“Is That a House or a Spaceship?” – Why Non-Traditional Construction Data Matters More Than Ever
July 2025 | By Michael Booth
July 2025 | By Michael Booth
Let’s face it, in property, not everything is bricks and mortar anymore.
From steel-framed houses that look like they were built in a rush during a 1950s sci-fi crisis, to concrete-clad creations that test the limits of design (and logic), the UK is full of homes that don’t quite fit the traditional mould.
These are what we affectionately call non-traditional constructions, and while they may look quirky, for lenders, they can cause serious headaches.
Put simply, these are homes built using materials or methods that fall outside of conventional bricks, blocks, and timber frames. Think:
· PRC (Precast Reinforced Concrete) properties
· Steel-framed buildings
· Timber kits from post-war housing drives
· “Experimental” structures from the 20th century
· …or anything that looks like it might fold up and fly away if the wind changes.
These properties aren’t rare. There are hundreds of thousands across the UK. And for lenders, understanding what they are and where they are can mean the difference between a sound lending decision and a problematic one.

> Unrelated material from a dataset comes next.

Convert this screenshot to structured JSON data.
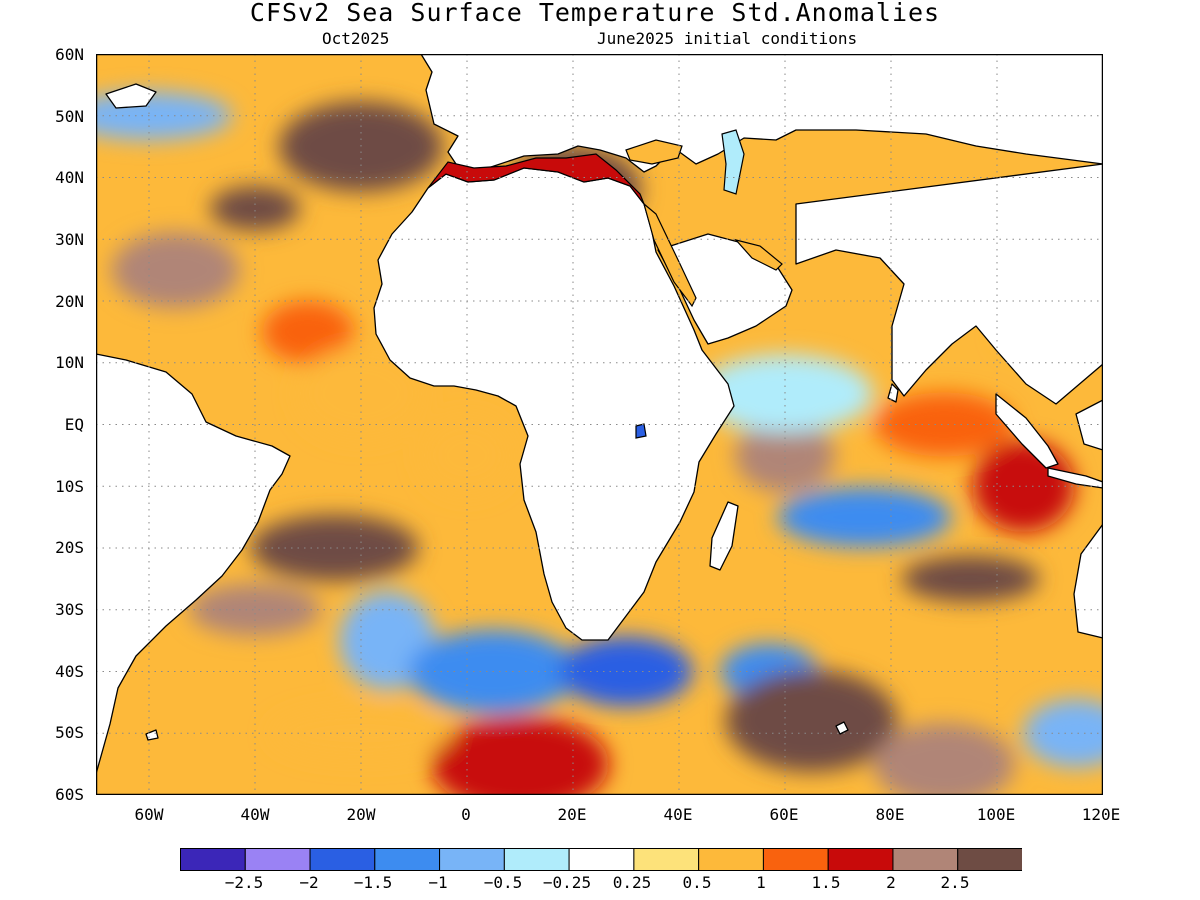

Lending against a non-traditional construction property without knowing it’s non-traditional is a bit like buying a used car without lifting the bonnet. You might be fine. But you might also end up with a very expensive surprise.
Risk teams need to know:
· Structural durability – Some types are more prone to defects or degradation.
· Insurance risks – Is it insurable? At what premium?
· Resaleability – Will this be hard to sell or remortgage down the line?
· Policy compliance – Are there internal rules or product restrictions?
With the FCA putting growing focus on affordability and risk transparency, and Basel 3.1 looming large, there’s never been more pressure to get ahead of construction type risk early in the lending process.
At e.surv, we’ve built one of the most comprehensive proprietary datasets of non-traditional construction in the UK, derived from decades of physical valuations conducted by our nationwide surveyor network and close relationships with Local Authorities.
This isn’t scraped, guesstimated, or bought in from a third party. It’s real insight, collected and verified by people who’ve stood at the front door (and sometimes scratched their heads while doing so).
Our dataset includes:
· Verified construction types
· Property-specific insight (not just postcode-level guessing)
· Nationwide coverage
· Integration into our AVM for contextual decision-making
· Cross-reference with other property risks like cladding, subsidence, and tenure
We’re already working with lenders who are embedding this dataset into:
· AVM triaging – flagging non-trad properties before they enter the lending workflow
· Back-book analysis – understanding current exposure
· Portfolio acquisition decisions – smarter institutional buying
· Pre-valuation risk filtering – saving time and cost by knowing when not to proceed
Non-traditional construction isn’t niche. It’s everywhere. And the risk it carries isn’t theoretical, it’s very real. The good news is, with the right data (and the right partner), it’s entirely manageable.